Un’altra pausa per accendersi un sottile cigarillo e per bere un sorso di champagne. Con una smorfia di dolore accoglie il liquido freddo e frizzante, poi, fortificata, riprende a parlare con tono veemente e parole che suonano più simili che mai a quelle di Spengler: “Non si può sopravvivere se non si conosce il passato. Noi sappiamo perché le altre civiltà sono scomparse: per eccesso di benessere e ricchezza e per mancanza di moralità e spiritualità… Nel momento stesso in cui rinunci ai tuoi principi e ai tuoi valori… in cui deridi questi principi e questi valori, tu sei morto, la tua cultura è morta e la tua civiltà è morta. Punto e a capo”. La forza con cui ha ripetuta la parola “morto” è stata davvero impressionante. Ho preso in mano la coppa di champagne, come se fosse una stampella.

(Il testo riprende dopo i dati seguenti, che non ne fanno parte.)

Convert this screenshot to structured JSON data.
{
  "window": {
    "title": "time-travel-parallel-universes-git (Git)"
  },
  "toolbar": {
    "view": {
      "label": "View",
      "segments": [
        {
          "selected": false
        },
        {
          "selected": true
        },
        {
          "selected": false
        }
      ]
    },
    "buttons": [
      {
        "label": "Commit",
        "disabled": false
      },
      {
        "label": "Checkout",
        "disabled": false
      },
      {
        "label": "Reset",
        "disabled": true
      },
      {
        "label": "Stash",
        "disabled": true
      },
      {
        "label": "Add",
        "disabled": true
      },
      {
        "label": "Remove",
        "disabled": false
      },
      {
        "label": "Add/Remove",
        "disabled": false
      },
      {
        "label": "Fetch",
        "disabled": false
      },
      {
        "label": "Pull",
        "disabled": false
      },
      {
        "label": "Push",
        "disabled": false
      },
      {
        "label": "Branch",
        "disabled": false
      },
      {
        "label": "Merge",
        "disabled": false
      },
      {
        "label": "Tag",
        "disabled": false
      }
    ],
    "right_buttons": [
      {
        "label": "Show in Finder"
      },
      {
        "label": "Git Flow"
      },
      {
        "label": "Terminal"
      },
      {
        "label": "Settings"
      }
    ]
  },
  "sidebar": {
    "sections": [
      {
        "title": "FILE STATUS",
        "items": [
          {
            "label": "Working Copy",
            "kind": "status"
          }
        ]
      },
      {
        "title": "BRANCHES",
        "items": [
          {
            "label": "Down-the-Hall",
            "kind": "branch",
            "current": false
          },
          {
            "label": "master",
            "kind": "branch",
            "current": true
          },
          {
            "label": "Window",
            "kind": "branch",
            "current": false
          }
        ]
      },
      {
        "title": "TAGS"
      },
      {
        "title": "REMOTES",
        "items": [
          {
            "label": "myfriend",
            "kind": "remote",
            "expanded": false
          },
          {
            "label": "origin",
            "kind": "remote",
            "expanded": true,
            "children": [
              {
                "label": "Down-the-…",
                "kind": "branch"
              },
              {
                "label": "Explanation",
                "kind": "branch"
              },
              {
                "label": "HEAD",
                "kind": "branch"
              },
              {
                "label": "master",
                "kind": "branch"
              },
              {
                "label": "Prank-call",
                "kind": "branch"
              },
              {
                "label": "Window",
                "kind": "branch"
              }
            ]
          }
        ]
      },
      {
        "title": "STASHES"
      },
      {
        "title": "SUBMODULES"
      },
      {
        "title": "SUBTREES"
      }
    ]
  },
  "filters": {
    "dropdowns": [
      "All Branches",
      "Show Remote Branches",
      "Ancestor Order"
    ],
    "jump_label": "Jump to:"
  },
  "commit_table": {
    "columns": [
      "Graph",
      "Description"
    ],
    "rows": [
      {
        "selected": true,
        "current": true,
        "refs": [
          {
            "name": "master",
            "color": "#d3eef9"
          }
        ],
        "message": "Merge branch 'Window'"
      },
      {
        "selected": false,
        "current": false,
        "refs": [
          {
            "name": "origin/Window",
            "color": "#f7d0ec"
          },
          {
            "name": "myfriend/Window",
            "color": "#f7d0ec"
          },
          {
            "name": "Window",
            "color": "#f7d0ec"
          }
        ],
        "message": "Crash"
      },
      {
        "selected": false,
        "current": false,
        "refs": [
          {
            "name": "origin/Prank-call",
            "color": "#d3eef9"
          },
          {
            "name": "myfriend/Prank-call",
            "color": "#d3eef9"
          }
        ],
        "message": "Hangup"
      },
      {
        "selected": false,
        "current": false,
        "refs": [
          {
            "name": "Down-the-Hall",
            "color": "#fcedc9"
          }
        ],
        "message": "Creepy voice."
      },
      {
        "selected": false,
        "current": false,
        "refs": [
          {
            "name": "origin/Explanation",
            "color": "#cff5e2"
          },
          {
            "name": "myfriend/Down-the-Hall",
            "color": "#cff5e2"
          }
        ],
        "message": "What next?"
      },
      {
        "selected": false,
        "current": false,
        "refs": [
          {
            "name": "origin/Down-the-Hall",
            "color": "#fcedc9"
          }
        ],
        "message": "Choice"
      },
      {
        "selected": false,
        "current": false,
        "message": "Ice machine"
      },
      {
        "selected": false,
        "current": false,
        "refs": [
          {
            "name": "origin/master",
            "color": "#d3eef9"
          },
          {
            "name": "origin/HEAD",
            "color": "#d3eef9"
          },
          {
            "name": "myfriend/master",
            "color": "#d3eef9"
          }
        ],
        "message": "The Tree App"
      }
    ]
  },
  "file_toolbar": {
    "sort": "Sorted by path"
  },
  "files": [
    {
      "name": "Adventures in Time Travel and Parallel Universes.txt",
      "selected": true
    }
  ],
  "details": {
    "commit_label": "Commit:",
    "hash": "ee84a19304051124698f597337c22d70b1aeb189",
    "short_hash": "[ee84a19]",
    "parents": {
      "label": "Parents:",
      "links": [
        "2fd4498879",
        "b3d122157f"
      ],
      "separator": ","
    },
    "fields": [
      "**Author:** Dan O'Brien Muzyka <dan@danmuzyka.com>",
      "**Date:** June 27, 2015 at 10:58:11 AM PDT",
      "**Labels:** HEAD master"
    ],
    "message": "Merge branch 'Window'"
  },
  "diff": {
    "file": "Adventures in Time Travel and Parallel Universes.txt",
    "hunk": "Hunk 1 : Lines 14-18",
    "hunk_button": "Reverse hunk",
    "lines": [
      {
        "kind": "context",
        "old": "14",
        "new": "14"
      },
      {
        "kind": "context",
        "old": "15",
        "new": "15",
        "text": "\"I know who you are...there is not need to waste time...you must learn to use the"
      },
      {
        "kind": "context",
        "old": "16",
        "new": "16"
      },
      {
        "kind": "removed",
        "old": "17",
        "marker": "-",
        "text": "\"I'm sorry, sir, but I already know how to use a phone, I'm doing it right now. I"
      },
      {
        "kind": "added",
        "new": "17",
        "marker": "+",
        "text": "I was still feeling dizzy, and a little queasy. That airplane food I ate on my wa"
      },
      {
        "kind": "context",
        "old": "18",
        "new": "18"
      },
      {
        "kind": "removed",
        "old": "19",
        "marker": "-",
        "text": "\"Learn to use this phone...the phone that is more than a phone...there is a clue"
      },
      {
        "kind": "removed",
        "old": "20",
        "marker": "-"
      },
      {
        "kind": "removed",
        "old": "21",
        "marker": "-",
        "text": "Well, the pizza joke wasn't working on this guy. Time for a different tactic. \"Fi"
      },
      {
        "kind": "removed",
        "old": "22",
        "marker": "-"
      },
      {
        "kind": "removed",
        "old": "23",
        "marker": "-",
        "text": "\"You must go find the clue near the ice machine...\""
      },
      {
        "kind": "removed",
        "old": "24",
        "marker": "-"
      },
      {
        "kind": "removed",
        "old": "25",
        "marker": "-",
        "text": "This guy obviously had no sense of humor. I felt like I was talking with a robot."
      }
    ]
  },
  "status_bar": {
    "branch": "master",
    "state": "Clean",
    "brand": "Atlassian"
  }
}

L’anima gemella e un sorriso amaro
“Mi sento meno sola quando leggo i libri di Ratzinger”. Le avevo chiesto se c’era qualche autore contemporaneo che ammirasse in modo particolare, e Papa Benedetto XVI era senza dubbio un uomo in cui riponeva una certa fiducia. “Io sono atea, e se un’atea e un Papa pensano la stessa cosa ci deve essere qualcosa di vero. È semplicissimo! Qui ci deve essere qualche verità umana che va al di là della religione”.
La signora Fallaci, che è diventata famosa intervistando numerosi statisti (e non pochi tiranni), ritiene che la nostra sia “un’era senza leader. Abbiamo smesso di avere autentici leader alla fine del Ventesimo secolo”. Su George W. Bush, per esempio, è disposta a concedere soltanto che ha “vigore”, che è “ostinato” (nel suo libro questo è considerato un complimento) e che ha “fegato… Nessuno lo ha obbligato a fare qualcosa per Terri Schiavo o a prendere posizione sulle cellule staminali. Ma lui l’ha fatto lo stesso”.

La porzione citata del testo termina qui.